Я усмехнулся. Обычно – особенно во время дальних путешествий – о морской богине говорили с куда большим почтением. Молодую девушку, потопившую корабль благодаря невероятной ненависти к укравшему ее жениху, считали покровительницей волн из-за безусловной власти, что она имела над моряками: голоса ее сирен сводили мужчин с ума, а штормы захлестывали громадные галеоны с той же легкостью, что и ракушки, втоптанные в песок на пляже. Находясь в пути, ей пели оды и приносили дары, а сетовать на ее поведение смели лишь добравшись до берега – там, где капли ее владений не сумеют добраться до недовольных.
Особо впечатлительным Нетрикс виделась сидящей на камне близ берега, с мертвенно бледной кожей, волосами из водорослей и одеждой из волн, но пока ни один из очевидцев не подтвердил, что в тот момент был трезв.

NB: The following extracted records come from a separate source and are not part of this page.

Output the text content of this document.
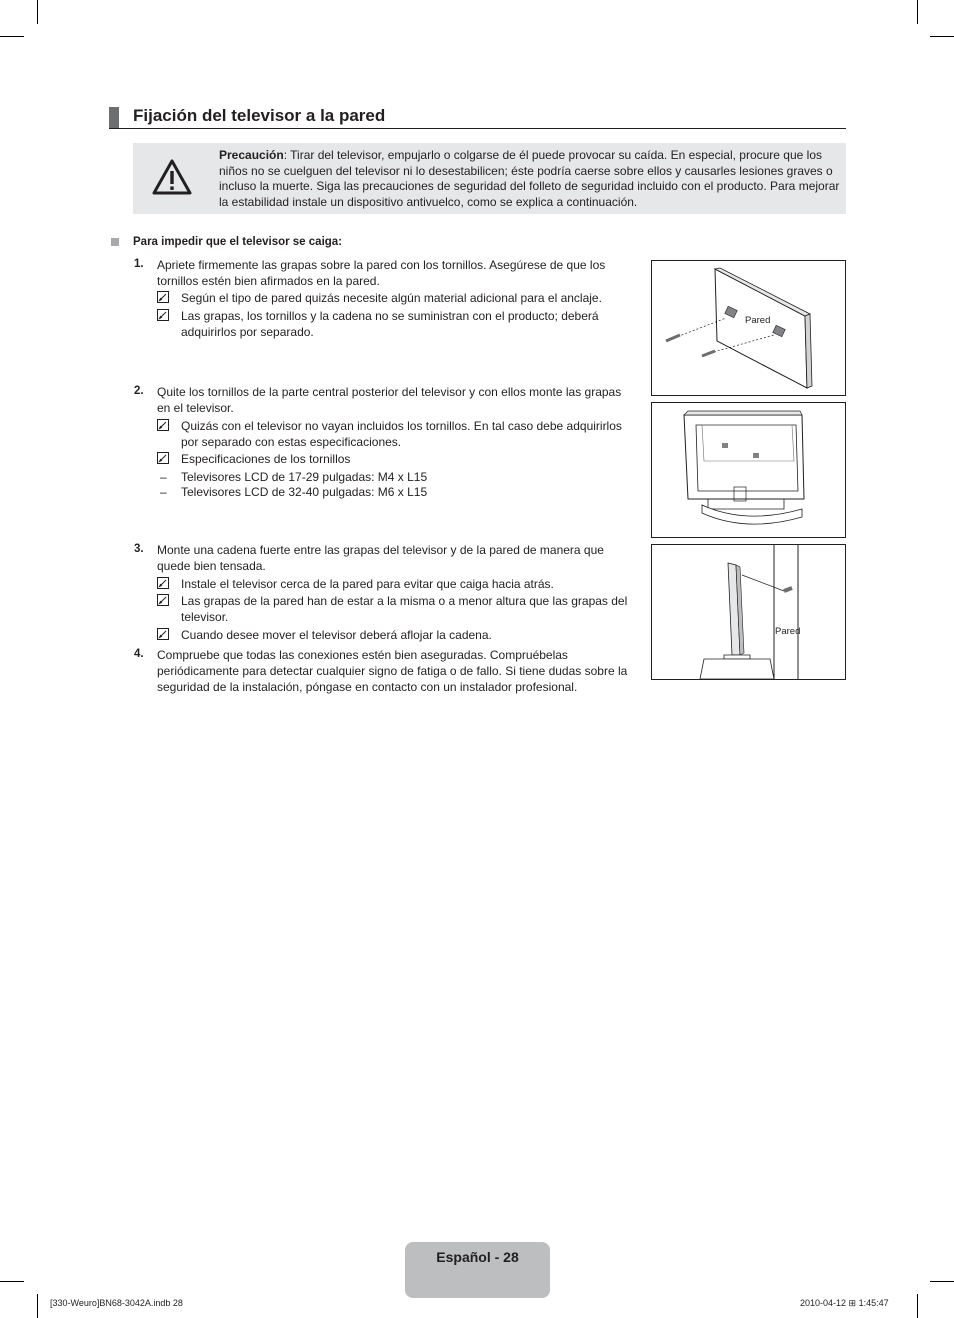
Fijación del televisor a la pared
Precaución: Tirar del televisor, empujarlo o colgarse de él puede provocar su caída. En especial, procure que los niños no se cuelguen del televisor ni lo desestabilicen; éste podría caerse sobre ellos y causarles lesiones graves o incluso la muerte. Siga las precauciones de seguridad del folleto de seguridad incluido con el producto. Para mejorar la estabilidad instale un dispositivo antivuelco, como se explica a continuación.
Para impedir que el televisor se caiga:
1.	Apriete firmemente las grapas sobre la pared con los tornillos. Asegúrese de que los tornillos estén bien afirmados en la pared.
Según el tipo de pared quizás necesite algún material adicional para el anclaje.
Las grapas, los tornillos y la cadena no se suministran con el producto; deberá adquirirlos por separado.
2.	Quite los tornillos de la parte central posterior del televisor y con ellos monte las grapas en el televisor.
Quizás con el televisor no vayan incluidos los tornillos. En tal caso debe adquirirlos por separado con estas especificaciones.
Especificaciones de los tornillos
– Televisores LCD de 17-29 pulgadas: M4 x L15
– Televisores LCD de 32-40 pulgadas: M6 x L15
3.	Monte una cadena fuerte entre las grapas del televisor y de la pared de manera que quede bien tensada.
Instale el televisor cerca de la pared para evitar que caiga hacia atrás.
Las grapas de la pared han de estar a la misma o a menor altura que las grapas del televisor.
Cuando desee mover el televisor deberá aflojar la cadena.
4.	Compruebe que todas las conexiones estén bien aseguradas. Compruébelas periódicamente para detectar cualquier signo de fatiga o de fallo. Si tiene dudas sobre la seguridad de la instalación, póngase en contacto con un instalador profesional.
Pared
Pared
Español - 28
[330-Weuro]BN68-3042A.indb 28	2010-04-12 ⊞ 1:45:47
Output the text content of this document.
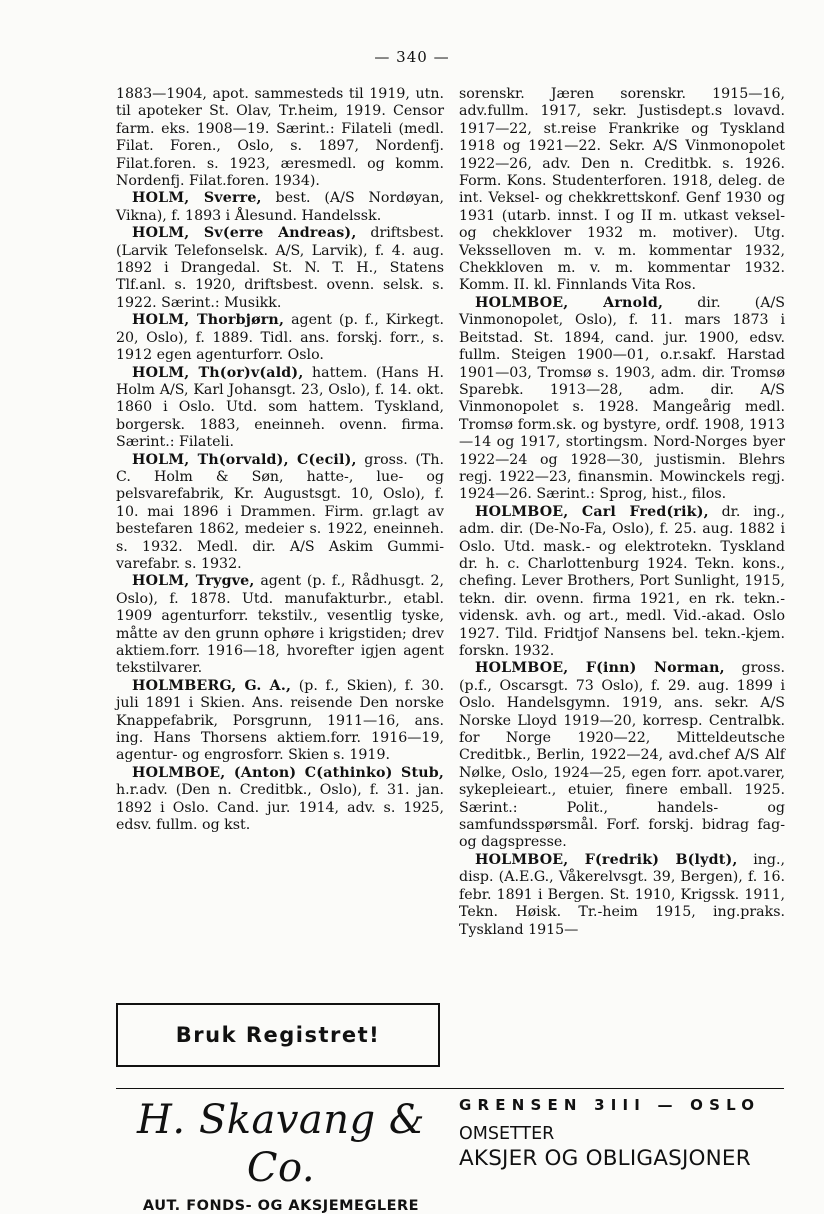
— 340 —

1883—1904, apot. sammesteds til 1919, utn. til apoteker St. Olav, Tr.heim, 1919. Censor farm. eks. 1908—19. Særint.: Filateli (medl. Filat. Foren., Oslo, s. 1897, Nordenfj. Filat.foren. s. 1923, æresmedl. og komm. Nordenfj. Filat.foren. 1934).

HOLM, Sverre, best. (A/S Nordøyan, Vikna), f. 1893 i Ålesund. Handelssk.

HOLM, Sv(erre Andreas), driftsbest. (Larvik Telefonselsk. A/S, Larvik), f. 4. aug. 1892 i Drangedal. St. N. T. H., Statens Tlf.anl. s. 1920, driftsbest. ovenn. selsk. s. 1922. Særint.: Musikk.

HOLM, Thorbjørn, agent (p. f., Kirkegt. 20, Oslo), f. 1889. Tidl. ans. forskj. forr., s. 1912 egen agenturforr. Oslo.

HOLM, Th(or)v(ald), hattem. (Hans H. Holm A/S, Karl Johansgt. 23, Oslo), f. 14. okt. 1860 i Oslo. Utd. som hattem. Tyskland, borgersk. 1883, eneinneh. ovenn. firma. Særint.: Filateli.

HOLM, Th(orvald), C(ecil), gross. (Th. C. Holm & Søn, hatte-, lue- og pelsvarefabrik, Kr. Augustsgt. 10, Oslo), f. 10. mai 1896 i Drammen. Firm. gr.lagt av bestefaren 1862, medeier s. 1922, eneinneh. s. 1932. Medl. dir. A/S Askim Gummi- varefabr. s. 1932.

HOLM, Trygve, agent (p. f., Rådhusgt. 2, Oslo), f. 1878. Utd. manufakturbr., etabl. 1909 agenturforr. tekstilv., vesentlig tyske, måtte av den grunn ophøre i krigstiden; drev aktiem.forr. 1916—18, hvorefter igjen agent tekstilvarer.

HOLMBERG, G. A., (p. f., Skien), f. 30. juli 1891 i Skien. Ans. reisende Den norske Knappefabrik, Porsgrunn, 1911—16, ans. ing. Hans Thorsens aktiem.forr. 1916—19, agentur- og engrosforr. Skien s. 1919.

HOLMBOE, (Anton) C(athinko) Stub, h.r.adv. (Den n. Creditbk., Oslo), f. 31. jan. 1892 i Oslo. Cand. jur. 1914, adv. s. 1925, edsv. fullm. og kst.

sorenskr. Jæren sorenskr. 1915—16, adv.fullm. 1917, sekr. Justisdept.s lovavd. 1917—22, st.reise Frankrike og Tyskland 1918 og 1921—22. Sekr. A/S Vinmonopolet 1922—26, adv. Den n. Creditbk. s. 1926. Form. Kons. Studenterforen. 1918, deleg. de int. Veksel- og chekkrettskonf. Genf 1930 og 1931 (utarb. innst. I og II m. utkast veksel- og chekklover 1932 m. motiver). Utg. Veksselloven m. v. m. kommentar 1932, Chekkloven m. v. m. kommentar 1932. Komm. II. kl. Finnlands Vita Ros.

HOLMBOE, Arnold, dir. (A/S Vinmonopolet, Oslo), f. 11. mars 1873 i Beitstad. St. 1894, cand. jur. 1900, edsv. fullm. Steigen 1900—01, o.r.sakf. Harstad 1901—03, Tromsø s. 1903, adm. dir. Tromsø Sparebk. 1913—28, adm. dir. A/S Vinmonopolet s. 1928. Mangeårig medl. Tromsø form.sk. og bystyre, ordf. 1908, 1913—14 og 1917, stortingsm. Nord-Norges byer 1922—24 og 1928—30, justismin. Blehrs regj. 1922—23, finansmin. Mowinckels regj. 1924—26. Særint.: Sprog, hist., filos.

HOLMBOE, Carl Fred(rik), dr. ing., adm. dir. (De-No-Fa, Oslo), f. 25. aug. 1882 i Oslo. Utd. mask.- og elektrotekn. Tyskland dr. h. c. Charlottenburg 1924. Tekn. kons., chefing. Lever Brothers, Port Sunlight, 1915, tekn. dir. ovenn. firma 1921, en rk. tekn.-vidensk. avh. og art., medl. Vid.-akad. Oslo 1927. Tild. Fridtjof Nansens bel. tekn.-kjem. forskn. 1932.

HOLMBOE, F(inn) Norman, gross. (p.f., Oscarsgt. 73 Oslo), f. 29. aug. 1899 i Oslo. Handelsgymn. 1919, ans. sekr. A/S Norske Lloyd 1919—20, korresp. Centralbk. for Norge 1920—22, Mitteldeutsche Creditbk., Berlin, 1922—24, avd.chef A/S Alf Nølke, Oslo, 1924—25, egen forr. apot.varer, sykepleieart., etuier, finere emball. 1925. Særint.: Polit., handels- og samfundsspørsmål. Forf. forskj. bidrag fag- og dagspresse.

HOLMBOE, F(redrik) B(lydt), ing., disp. (A.E.G., Våkerelvsgt. 39, Bergen), f. 16. febr. 1891 i Bergen. St. 1910, Krigssk. 1911, Tekn. Høisk. Tr.-heim 1915, ing.praks. Tyskland 1915—

Bruk Registret!
H. Skavang & Co.
AUT. FONDS- OG AKSJEMEGLERE
GRENSEN 3III — OSLO
OMSETTER
AKSJER OG OBLIGASJONER
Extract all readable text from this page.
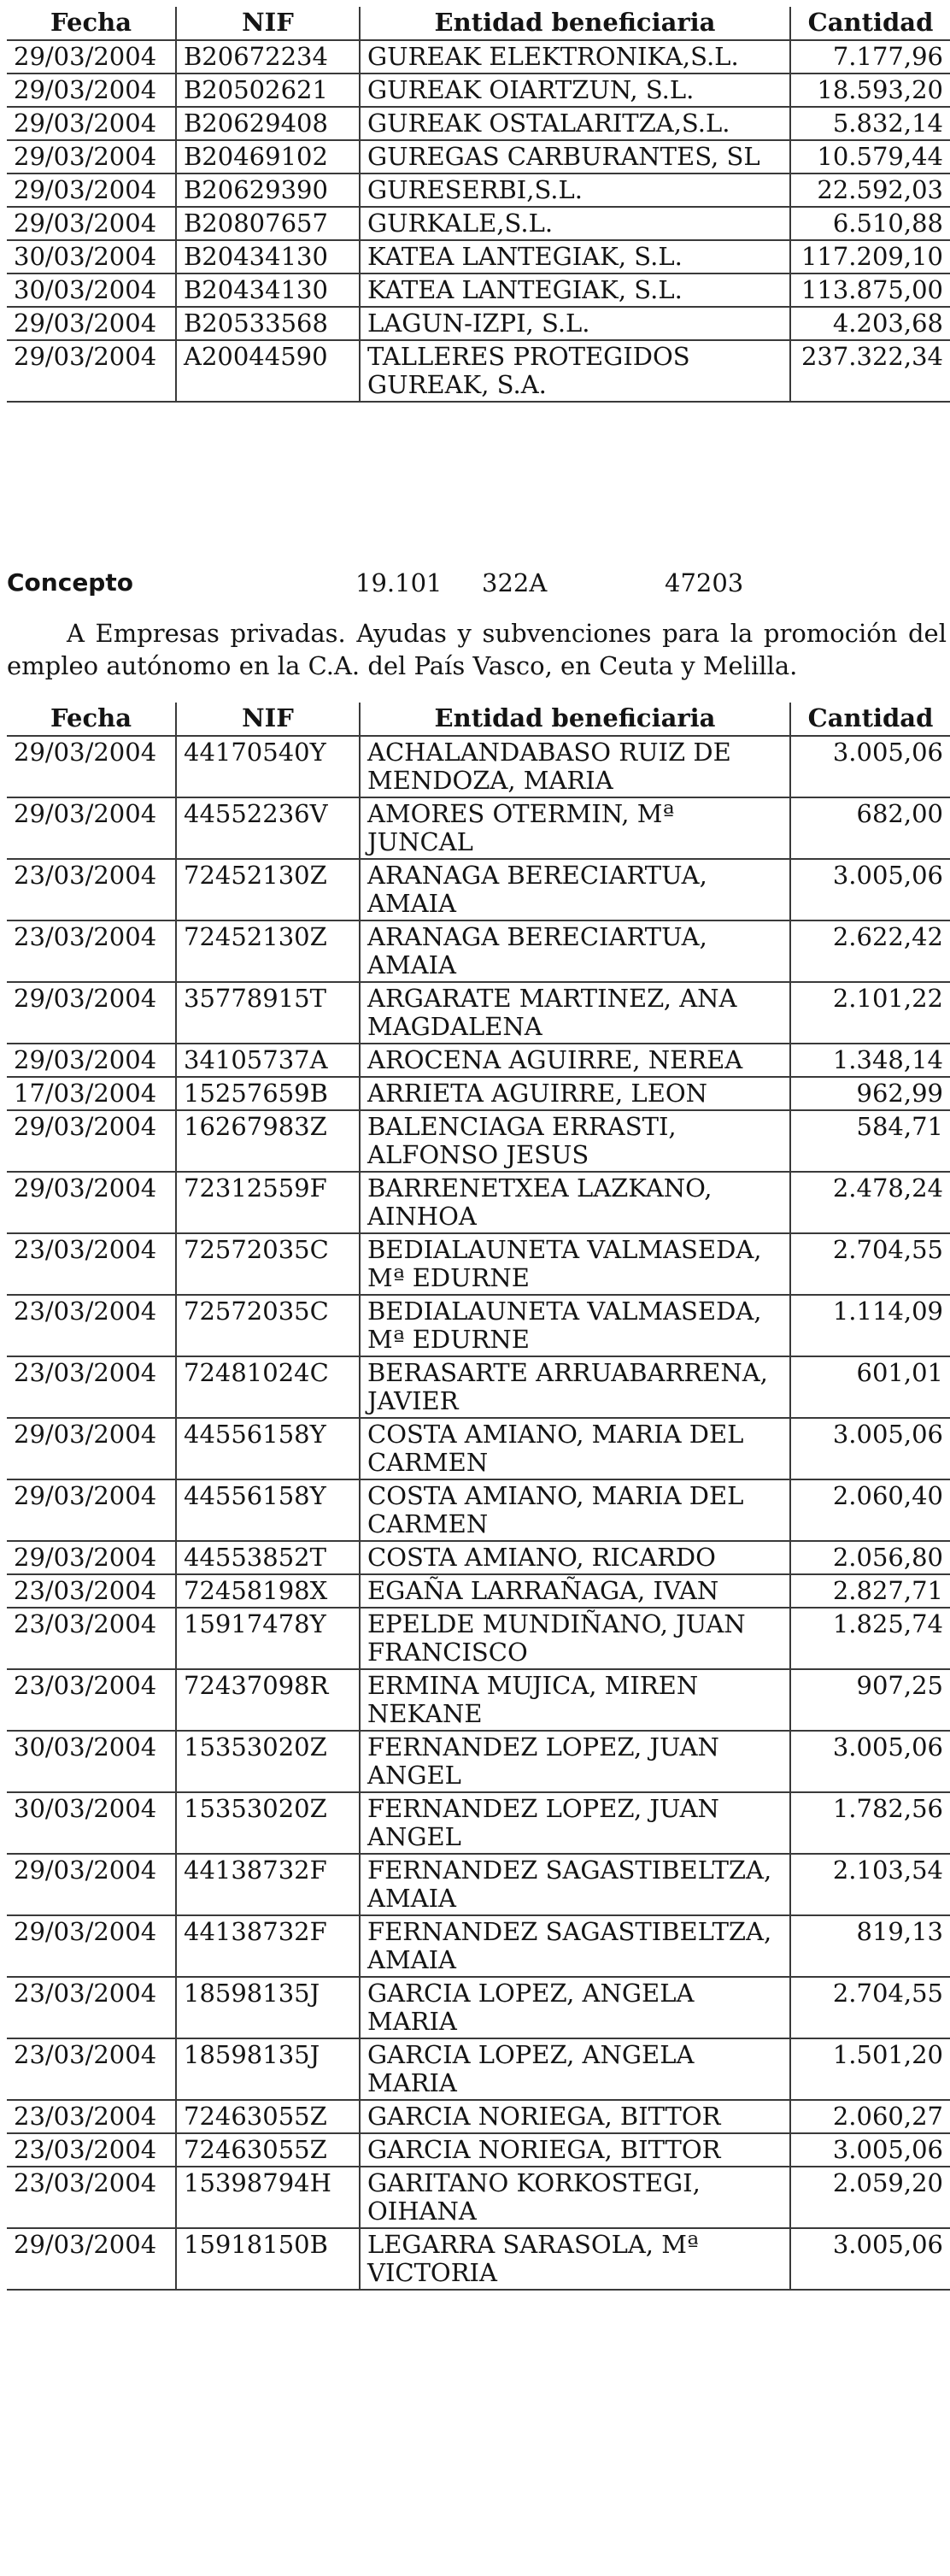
Fecha	NIF	Entidad beneficiaria	Cantidad
29/03/2004	B20672234	GUREAK ELEKTRONIKA,S.L.	7.177,96
29/03/2004	B20502621	GUREAK OIARTZUN, S.L.	18.593,20
29/03/2004	B20629408	GUREAK OSTALARITZA,S.L.	5.832,14
29/03/2004	B20469102	GUREGAS CARBURANTES, SL	10.579,44
29/03/2004	B20629390	GURESERBI,S.L.	22.592,03
29/03/2004	B20807657	GURKALE,S.L.	6.510,88
30/03/2004	B20434130	KATEA LANTEGIAK, S.L.	117.209,10
30/03/2004	B20434130	KATEA LANTEGIAK, S.L.	113.875,00
29/03/2004	B20533568	LAGUN-IZPI, S.L.	4.203,68
29/03/2004	A20044590	TALLERES PROTEGIDOS GUREAK, S.A.	237.322,34
Concepto	19.101 322A	47203
A Empresas privadas. Ayudas y subvenciones para la promoción del empleo autónomo en la C.A. del País Vasco, en Ceuta y Melilla.
Fecha	NIF	Entidad beneficiaria	Cantidad
29/03/2004	44170540Y	ACHALANDABASO RUIZ DE MENDOZA, MARIA	3.005,06
29/03/2004	44552236V	AMORES OTERMIN, Mª JUNCAL	682,00
23/03/2004	72452130Z	ARANAGA BERECIARTUA, AMAIA	3.005,06
23/03/2004	72452130Z	ARANAGA BERECIARTUA, AMAIA	2.622,42
29/03/2004	35778915T	ARGARATE MARTINEZ, ANA MAGDALENA	2.101,22
29/03/2004	34105737A	AROCENA AGUIRRE, NEREA	1.348,14
17/03/2004	15257659B	ARRIETA AGUIRRE, LEON	962,99
29/03/2004	16267983Z	BALENCIAGA ERRASTI, ALFONSO JESUS	584,71
29/03/2004	72312559F	BARRENETXEA LAZKANO, AINHOA	2.478,24
23/03/2004	72572035C	BEDIALAUNETA VALMASEDA, Mª EDURNE	2.704,55
23/03/2004	72572035C	BEDIALAUNETA VALMASEDA, Mª EDURNE	1.114,09
23/03/2004	72481024C	BERASARTE ARRUABARRENA, JAVIER	601,01
29/03/2004	44556158Y	COSTA AMIANO, MARIA DEL CARMEN	3.005,06
29/03/2004	44556158Y	COSTA AMIANO, MARIA DEL CARMEN	2.060,40
29/03/2004	44553852T	COSTA AMIANO, RICARDO	2.056,80
23/03/2004	72458198X	EGAÑA LARRAÑAGA, IVAN	2.827,71
23/03/2004	15917478Y	EPELDE MUNDIÑANO, JUAN FRANCISCO	1.825,74
23/03/2004	72437098R	ERMINA MUJICA, MIREN NEKANE	907,25
30/03/2004	15353020Z	FERNANDEZ LOPEZ, JUAN ANGEL	3.005,06
30/03/2004	15353020Z	FERNANDEZ LOPEZ, JUAN ANGEL	1.782,56
29/03/2004	44138732F	FERNANDEZ SAGASTIBELTZA, AMAIA	2.103,54
29/03/2004	44138732F	FERNANDEZ SAGASTIBELTZA, AMAIA	819,13
23/03/2004	18598135J	GARCIA LOPEZ, ANGELA MARIA	2.704,55
23/03/2004	18598135J	GARCIA LOPEZ, ANGELA MARIA	1.501,20
23/03/2004	72463055Z	GARCIA NORIEGA, BITTOR	2.060,27
23/03/2004	72463055Z	GARCIA NORIEGA, BITTOR	3.005,06
23/03/2004	15398794H	GARITANO KORKOSTEGI, OIHANA	2.059,20
29/03/2004	15918150B	LEGARRA SARASOLA, Mª VICTORIA	3.005,06
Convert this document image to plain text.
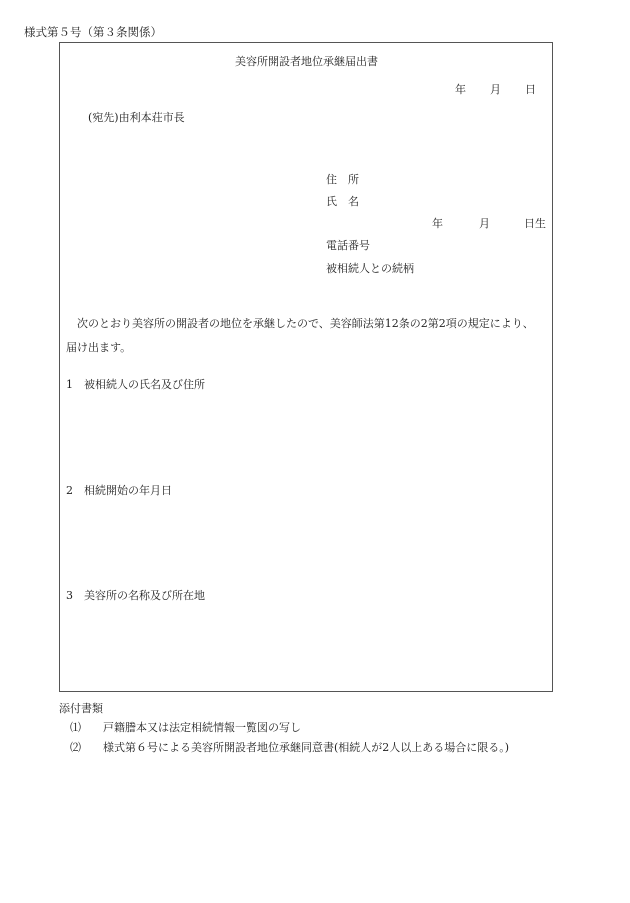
様式第５号（第３条関係）
美容所開設者地位承継届出書
年 月 日
(宛先)由利本荘市長
住　所
氏　名
年	月	日生
電話番号
被相続人との続柄
次のとおり美容所の開設者の地位を承継したので、美容師法第12条の2第2項の規定により、届け出ます。
1 被相続人の氏名及び住所
2 相続開始の年月日
3 美容所の名称及び所在地
添付書類
⑴ 戸籍謄本又は法定相続情報一覧図の写し
⑵ 様式第６号による美容所開設者地位承継同意書(相続人が2人以上ある場合に限る。)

Как только шхуна причалила к берегу Тэлфорда – несмотря на два острова, встретившиеся чуть раньше, столичный удостаивался первой остановки, – люди засновали из стороны в сторону, подняв волну неясного беспокойства. Одни перетаскивали вещи с места на место, другие разбирались в порядке выплат карточных долгов, а третьи восторженно перекрикивались, указывая на приближающуюся сушу. Я отвлекся от случайной книги, найденной в выделенной мне каюте, и устало взглянул за борт.
И ничего не увидел.
Весь остров оказался обнесен стеной такой высоты, что все, что за ней виднелось, – солнцеобразный шпиль замка и цепляющиеся за него облака. Причал был вынесен за пределы королевства, но длившийся лишь сотню шагов пирс неизбежно утыкался в гладкую каменную кладку; никто не входил в город без ведома постовых. Впрочем, лишь безумец решился бы сделать это, зная, что за неприступным ограждением поселилось целое семейство виверн.
Учитывая всеобщее воодушевление, я остался в замешательстве. Стена внушала некое благоговение, но лишь пару мгновений, следом за которыми приходила куда более постоянная скука – в однообразном зрелище не было ничего привлекательного. Как только послышался стук борта о дерево причала, люди бурным потоком хлынули с корабля. Они не спешили к стенам, вместо этого столпились в середине причала, будто нашли слиток золота, замеченный задолго до схода на берег, и пытались разодрать его на тысячи мелких кусочков.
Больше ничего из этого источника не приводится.